Protagonist Hans Udet has an early involvement with Hitler’s air force, and as he progresses from naive young fighter pilot to ace of increasing rank, tension grows between his love for Germany and his natural compassion for humanity.

“After he rescues a young Jewish woman from a brutal assault, his growing feelings for her sensitize him to the so-called ‘Jewish problem,’ and he is torn between disdain for the Nazis and his sense of duty to Germany,” Ozeroff explained. “Hans undergoes a great transformation in his views of Hitler and undergoes a sort of crisis of conscience.”

What makes Ozeroff’s creative approach even more interesting is the fact he himself is Jewish.

“Ironically, Gunther Rall, the former ace fighter pilot I spoke with, helped bomb the Ukrainian village my grandfather emigrated from,” Ozeroff said. “Talking to him and hearing such detailed stories and learning the mind-set of a German Ace was fascinating but also very chilling. I was speaking with a man who had helped in the bombing of a village that killed members of my own family.”

In addition to his conversation with Rall, Ozeroff has spent years researching World War II and aeronautical history with what he deems “a near-religious fervor.”

“My love for aeronautical history started at a very young age,” he said. “My parents were friends with men who were soldiers during World War II, and these American veterans told such colorful and often tragic stories. I did my best to weave their stories into my book.”

“Days of Smoke” begins in 1936 and ends in 1941. The book was released about a year ago from Asylept Press, and Ozeroff spent about eight years writing it.

“I didn’t start writing until late in life, around age 42,” said Ozeroff, who is now 53. “If anyone would have told me one day I’d write a book, I wouldn’t have believed them.”

Ozeroff has worked as a commercial pilot, has a master’s degree and lives at a seaside airport on Daytona Beach in an apartment above a hangar. He is surrounded by eclectic aircraft, and he loves it.

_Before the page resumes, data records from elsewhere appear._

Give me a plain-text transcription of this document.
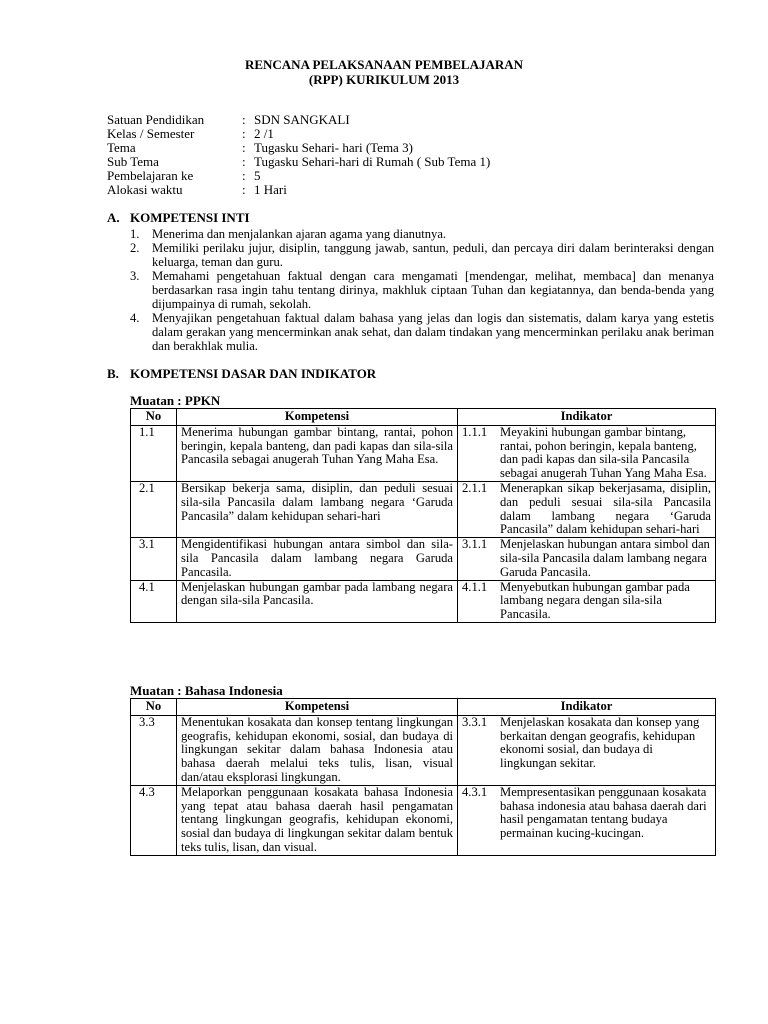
RENCANA PELAKSANAAN PEMBELAJARAN
(RPP) KURIKULUM 2013
Satuan Pendidikan	: SDN SANGKALI
Kelas / Semester	: 2 /1
Tema	: Tugasku Sehari- hari (Tema 3)
Sub Tema	: Tugasku Sehari-hari di Rumah ( Sub Tema 1)
Pembelajaran ke	: 5
Alokasi waktu	: 1 Hari
A. KOMPETENSI INTI
1. Menerima dan menjalankan ajaran agama yang dianutnya.
2. Memiliki perilaku jujur, disiplin, tanggung jawab, santun, peduli, dan percaya diri dalam berinteraksi dengan keluarga, teman dan guru.
3. Memahami pengetahuan faktual dengan cara mengamati [mendengar, melihat, membaca] dan menanya berdasarkan rasa ingin tahu tentang dirinya, makhluk ciptaan Tuhan dan kegiatannya, dan benda-benda yang dijumpainya di rumah, sekolah.
4. Menyajikan pengetahuan faktual dalam bahasa yang jelas dan logis dan sistematis, dalam karya yang estetis dalam gerakan yang mencerminkan anak sehat, dan dalam tindakan yang mencerminkan perilaku anak beriman dan berakhlak mulia.
B. KOMPETENSI DASAR DAN INDIKATOR
Muatan : PPKN
No	Kompetensi	Indikator
1.1	Menerima hubungan gambar bintang, rantai, pohon beringin, kepala banteng, dan padi kapas dan sila-sila Pancasila sebagai anugerah Tuhan Yang Maha Esa.	1.1.1 Meyakini hubungan gambar bintang, rantai, pohon beringin, kepala banteng, dan padi kapas dan sila-sila Pancasila sebagai anugerah Tuhan Yang Maha Esa.

2.1	Bersikap bekerja sama, disiplin, dan peduli sesuai sila-sila Pancasila dalam lambang negara ‘Garuda Pancasila” dalam kehidupan sehari-hari	2.1.1 Menerapkan sikap bekerjasama, disiplin, dan peduli sesuai sila-sila Pancasila dalam lambang negara ‘Garuda Pancasila” dalam kehidupan sehari-hari

3.1	Mengidentifikasi hubungan antara simbol dan sila-sila Pancasila dalam lambang negara Garuda Pancasila.	3.1.1 Menjelaskan hubungan antara simbol dan sila-sila Pancasila dalam lambang negara Garuda Pancasila.

4.1	Menjelaskan hubungan gambar pada lambang negara dengan sila-sila Pancasila.	4.1.1 Menyebutkan hubungan gambar pada lambang negara dengan sila-sila Pancasila.
Muatan : Bahasa Indonesia
No	Kompetensi	Indikator
3.3	Menentukan kosakata dan konsep tentang lingkungan geografis, kehidupan ekonomi, sosial, dan budaya di lingkungan sekitar dalam bahasa Indonesia atau bahasa daerah melalui teks tulis, lisan, visual dan/atau eksplorasi lingkungan.	3.3.1 Menjelaskan kosakata dan konsep yang berkaitan dengan geografis, kehidupan ekonomi sosial, dan budaya di lingkungan sekitar.

4.3	Melaporkan penggunaan kosakata bahasa Indonesia yang tepat atau bahasa daerah hasil pengamatan tentang lingkungan geografis, kehidupan ekonomi, sosial dan budaya di lingkungan sekitar dalam bentuk teks tulis, lisan, dan visual.	4.3.1 Mempresentasikan penggunaan kosakata bahasa indonesia atau bahasa daerah dari hasil pengamatan tentang budaya permainan kucing-kucingan.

“I took my first flight when I was 9 years old, and I was hooked,” Ozeroff said. “I knew exactly what I wanted to be when I grew up.”

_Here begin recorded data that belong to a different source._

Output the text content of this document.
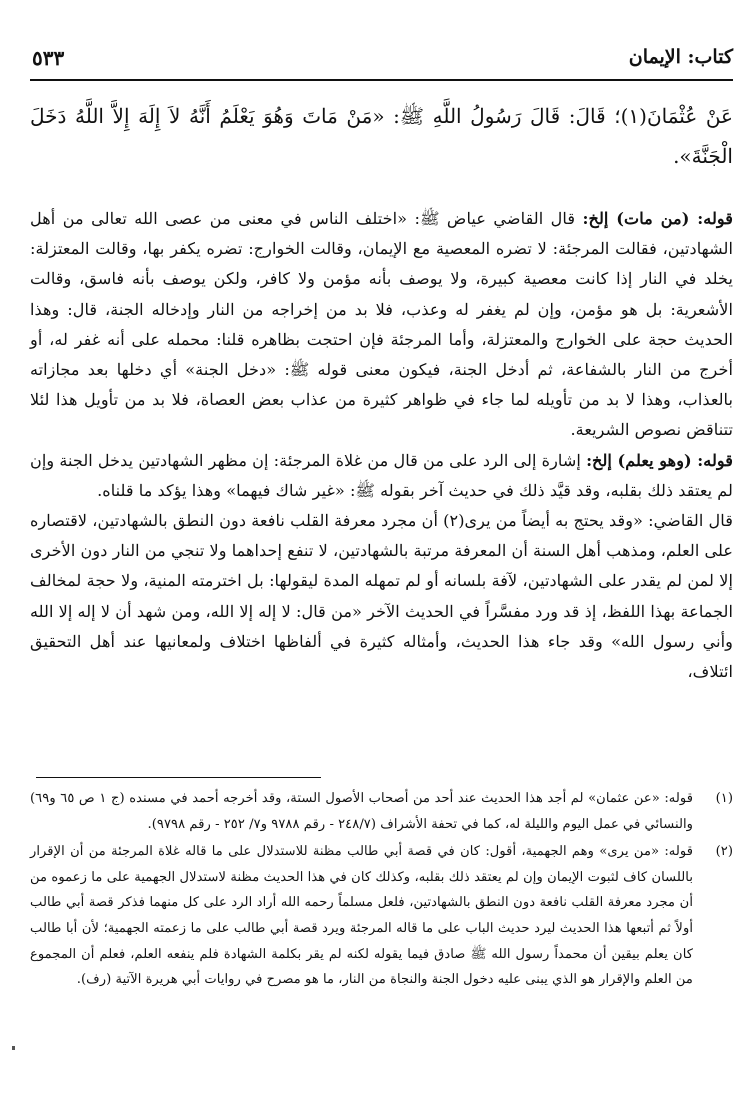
كتاب: الإيمان
٥٣٣
عَنْ عُثْمَانَ(١)؛ قَالَ: قَالَ رَسُولُ اللَّهِ ﷺ: «مَنْ مَاتَ وَهُوَ يَعْلَمُ أَنَّهُ لاَ إِلَهَ إِلاَّ اللَّهُ دَخَلَ الْجَنَّةَ».

قوله: (من مات) إلخ: قال القاضي عياض ﷺ: «اختلف الناس في معنى من عصى الله تعالى من أهل الشهادتين، فقالت المرجئة: لا تضره المعصية مع الإيمان، وقالت الخوارج: تضره يكفر بها، وقالت المعتزلة: يخلد في النار إذا كانت معصية كبيرة، ولا يوصف بأنه مؤمن ولا كافر، ولكن يوصف بأنه فاسق، وقالت الأشعرية: بل هو مؤمن، وإن لم يغفر له وعذب، فلا بد من إخراجه من النار وإدخاله الجنة، قال: وهذا الحديث حجة على الخوارج والمعتزلة، وأما المرجئة فإن احتجت بظاهره قلنا: محمله على أنه غفر له، أو أخرج من النار بالشفاعة، ثم أدخل الجنة، فيكون معنى قوله ﷺ: «دخل الجنة» أي دخلها بعد مجازاته بالعذاب، وهذا لا بد من تأويله لما جاء في ظواهر كثيرة من عذاب بعض العصاة، فلا بد من تأويل هذا لئلا تتناقض نصوص الشريعة.

قوله: (وهو يعلم) إلخ: إشارة إلى الرد على من قال من غلاة المرجئة: إن مظهر الشهادتين يدخل الجنة وإن لم يعتقد ذلك بقلبه، وقد قيَّد ذلك في حديث آخر بقوله ﷺ: «غير شاك فيهما» وهذا يؤكد ما قلناه.

قال القاضي: «وقد يحتج به أيضاً من يرى(٢) أن مجرد معرفة القلب نافعة دون النطق بالشهادتين، لاقتصاره على العلم، ومذهب أهل السنة أن المعرفة مرتبة بالشهادتين، لا تنفع إحداهما ولا تنجي من النار دون الأخرى إلا لمن لم يقدر على الشهادتين، لآفة بلسانه أو لم تمهله المدة ليقولها: بل اخترمته المنية، ولا حجة لمخالف الجماعة بهذا اللفظ، إذ قد ورد مفسَّراً في الحديث الآخر «من قال: لا إله إلا الله، ومن شهد أن لا إله إلا الله وأني رسول الله» وقد جاء هذا الحديث، وأمثاله كثيرة في ألفاظها اختلاف ولمعانيها عند أهل التحقيق ائتلاف،

(١)
قوله: «عن عثمان» لم أجد هذا الحديث عند أحد من أصحاب الأصول الستة، وقد أخرجه أحمد في مسنده (ج ١ ص ٦٥ و٦٩) والنسائي في عمل اليوم والليلة له، كما في تحفة الأشراف (٢٤٨/٧ - رقم ٩٧٨٨ و٧/ ٢٥٢ - رقم ٩٧٩٨).
(٢)
قوله: «من يرى» وهم الجهمية، أقول: كان في قصة أبي طالب مظنة للاستدلال على ما قاله غلاة المرجئة من أن الإقرار باللسان كاف لثبوت الإيمان وإن لم يعتقد ذلك بقلبه، وكذلك كان في هذا الحديث مظنة لاستدلال الجهمية على ما زعموه من أن مجرد معرفة القلب نافعة دون النطق بالشهادتين، فلعل مسلماً رحمه الله أراد الرد على كل منهما فذكر قصة أبي طالب أولاً ثم أتبعها هذا الحديث ليرد حديث الباب على ما قاله المرجئة ويرد قصة أبي طالب على ما زعمته الجهمية؛ لأن أبا طالب كان يعلم بيقين أن محمداً رسول الله ﷺ صادق فيما يقوله لكنه لم يقر بكلمة الشهادة فلم ينفعه العلم، فعلم أن المجموع من العلم والإقرار هو الذي يبنى عليه دخول الجنة والنجاة من النار، ما هو مصرح في روايات أبي هريرة الآتية (رف).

Although Ozeroff has never flown in the military, he has received plenty of positive feedback on the accuracy of his novel from people who have.

He said one of his greatest compliments came from a WWII Polish fighter pilot.

“He read the book, and he praised me up and down on its accuracy. That was a great honor to me because I worked hard at making the book as accurate as I possibly could,” Ozeroff said.

Ozeroff was born in Youngstown and raised in Warren. He is working on a second novel about a Vietnam fighter pilot.

“Days of Smoke” is available through Amazon.com and other major book sellers.